It seemed like we were fated to miss it: Late winter handing off directly to summer, with hardly a season in between.
But now it’s back, as if winter and summer have agreed, reluctantly, to pull aside the curtain and reintroduce us to this most delicious time of year. Even foreshortened, spring is fantastic, when nature reveals her most astonishing displays of vernal plenitude.
Spring bloomers include a bevy of wonderful plants: lilacs, irises, hyacinths, crocuses, roses, daffodils, narcissus, tulips, bluebells, poppies, peonies, scilla, lily of the valley and many more.
Peonies at the Botanic Garden. Credit: Les Jacobson
My favorites are lilacs, those perfumed shrubs thickly dotted with the pale purple-shaded flowers. They’re in bloom only a few weeks, but what a delight to stick your head in and inhale that heavenly scent.
“When lilacs last in the dooryard bloom’d/ And the great star early droop’d in the western sky in the night/ I mourn’d, and yet shall mourn with ever-returning spring,” wrote Walt Whitman in his great poem about Lincoln’s death. Is there a flower more beautifully immortalized?
Now that it’s No Mo No Mow May, lawns once again resume their brilliant-green crew cut. Now also is the season to discern and appreciate all shades of green, from moss to shamrock to seafoam to crocodile to mint to lime and many more.
Spring is about hope, about growth, about youth resplendent: warm days and cool nights, before summer flies and mosquitoes and bees and other annoying little flying critters descend in force to nibble away at us.
Speaking of pests, right in the middle of our backyard garden we discovered a burrow of tiny bunny rabbits. I’ve rather enjoyed watching the wriggling creatures get a little bigger every day. But it brings great distress to my wife, the gardener, because when they finally emerge from their hole we know (from sad experience) they will cause havoc to many of her favorite flowers and plants.
“Fine,” I announce heroically, “I’ll dig them up and move them somewhere else.”
But she refuses to let me do that; she says Mama Rabbit wouldn’t know where her babies have gone off, and they would die without her daily sustenance. I shrug off her concern, volunteering to put up a sign for Mama to follow, but she ignores my feeble attempt at rabbit humor and says emphatically: No, it would be immoral to kill the durn critters.
It’s her garden, so I must abide.
Another seasonal treat is the floating white cottonwood seeds. They loft majestically in the wind like some freak June blizzard, creating snowlike piles along Evanston curbs and fences.
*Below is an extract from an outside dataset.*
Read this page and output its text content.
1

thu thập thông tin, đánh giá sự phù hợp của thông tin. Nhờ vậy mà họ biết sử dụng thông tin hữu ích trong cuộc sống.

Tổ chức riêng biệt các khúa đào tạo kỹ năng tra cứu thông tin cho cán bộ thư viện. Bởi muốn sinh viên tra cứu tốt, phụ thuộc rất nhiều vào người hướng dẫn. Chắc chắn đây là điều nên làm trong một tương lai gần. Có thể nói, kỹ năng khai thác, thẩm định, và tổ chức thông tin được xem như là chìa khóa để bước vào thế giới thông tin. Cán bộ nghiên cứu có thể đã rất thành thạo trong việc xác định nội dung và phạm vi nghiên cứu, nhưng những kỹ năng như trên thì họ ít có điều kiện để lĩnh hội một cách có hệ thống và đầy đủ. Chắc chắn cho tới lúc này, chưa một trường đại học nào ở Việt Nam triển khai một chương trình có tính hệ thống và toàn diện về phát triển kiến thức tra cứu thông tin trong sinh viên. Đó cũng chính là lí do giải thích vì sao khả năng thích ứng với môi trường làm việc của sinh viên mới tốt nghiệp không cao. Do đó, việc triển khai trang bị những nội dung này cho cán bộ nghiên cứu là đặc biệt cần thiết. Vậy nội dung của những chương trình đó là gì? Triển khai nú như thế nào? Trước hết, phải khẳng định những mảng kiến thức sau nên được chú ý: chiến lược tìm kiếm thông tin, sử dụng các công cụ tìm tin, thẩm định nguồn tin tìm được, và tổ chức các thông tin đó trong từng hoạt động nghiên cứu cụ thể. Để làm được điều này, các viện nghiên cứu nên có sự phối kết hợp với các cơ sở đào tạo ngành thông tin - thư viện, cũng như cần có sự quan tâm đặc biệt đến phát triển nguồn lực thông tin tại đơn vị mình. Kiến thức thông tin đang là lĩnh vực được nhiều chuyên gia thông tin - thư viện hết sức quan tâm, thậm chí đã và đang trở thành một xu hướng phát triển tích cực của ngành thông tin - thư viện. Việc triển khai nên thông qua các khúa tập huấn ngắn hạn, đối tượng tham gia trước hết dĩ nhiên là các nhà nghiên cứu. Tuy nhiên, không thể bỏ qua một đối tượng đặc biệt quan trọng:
Cottonwoods are interesting trees, the fastest growing in North America – sometimes gaining more than six feet a year! But arborists warn that because they grow so quickly, cottonwoods are apt to topple over in a storm. Nevertheless, they are highly useful: honeybees use the resin as an antimicrobial and sealant.
Native American tribes and early settlers collected and used the bud scale resin as well, to soothe swollen arthritic joints and sore muscles and to waterproof boxes and baskets. “The bark was made into buckets for storing and carrying food. The leaves, buds and bark of cottonwood were used to lower fevers and reduce inflammation and pain,” according to the Salem (Oregon) Statesman Journal.
Another of spring’s highly welcome gifts is the much-longed-for return of song birds. Recently my wife and I learned about a bird-call identification app called Merlin. Created by the Cornell Lab of Ornithology, Merlin is easy to use: download the free app on your cell phone, press a button and aim it at the warbler in question. This spring we’ve been hearing a weird-sounding creature (bird? squirrel? cat?) in a tree on Colfax Street, which Merlin first identified as a brown-headed cowbird. With a name like that, as Smuckers used to say, it had to be good. Only it wasn’t. When I listened to a cowbird song on YouTube, it was clear Merlin was mistaken. Or more accurately, I had identified another bird that must have been warbling at the same time. Turns out, when I tried again, Merlin pegged the curious birdsong as that of a redheaded woodpecker.
More fun: maple seeds are in full descent. We call them helicopter seeds, because they twirl down with their twin blades in fast rotation. I was thrilled to introduce them to the three-year-old daughter of our longtime next-door neighbors, who had moved to Texas but have returned to Evanston for a better job in a more enlightened state.
sweet spring Bitter sweet, actually, as the late Evanston resident Charlotte Royal wrote in her poem, Sans toi: “Spring is a burden of beauty / forsythia and yellow dawns / I carry brilliance in my days / and some few nights / but only for so long .” That sentiment speaks to me of the evanescent nature of beauty. Like all good things, it’s here and then gone.
This year it was barely here. Enjoy it while you can.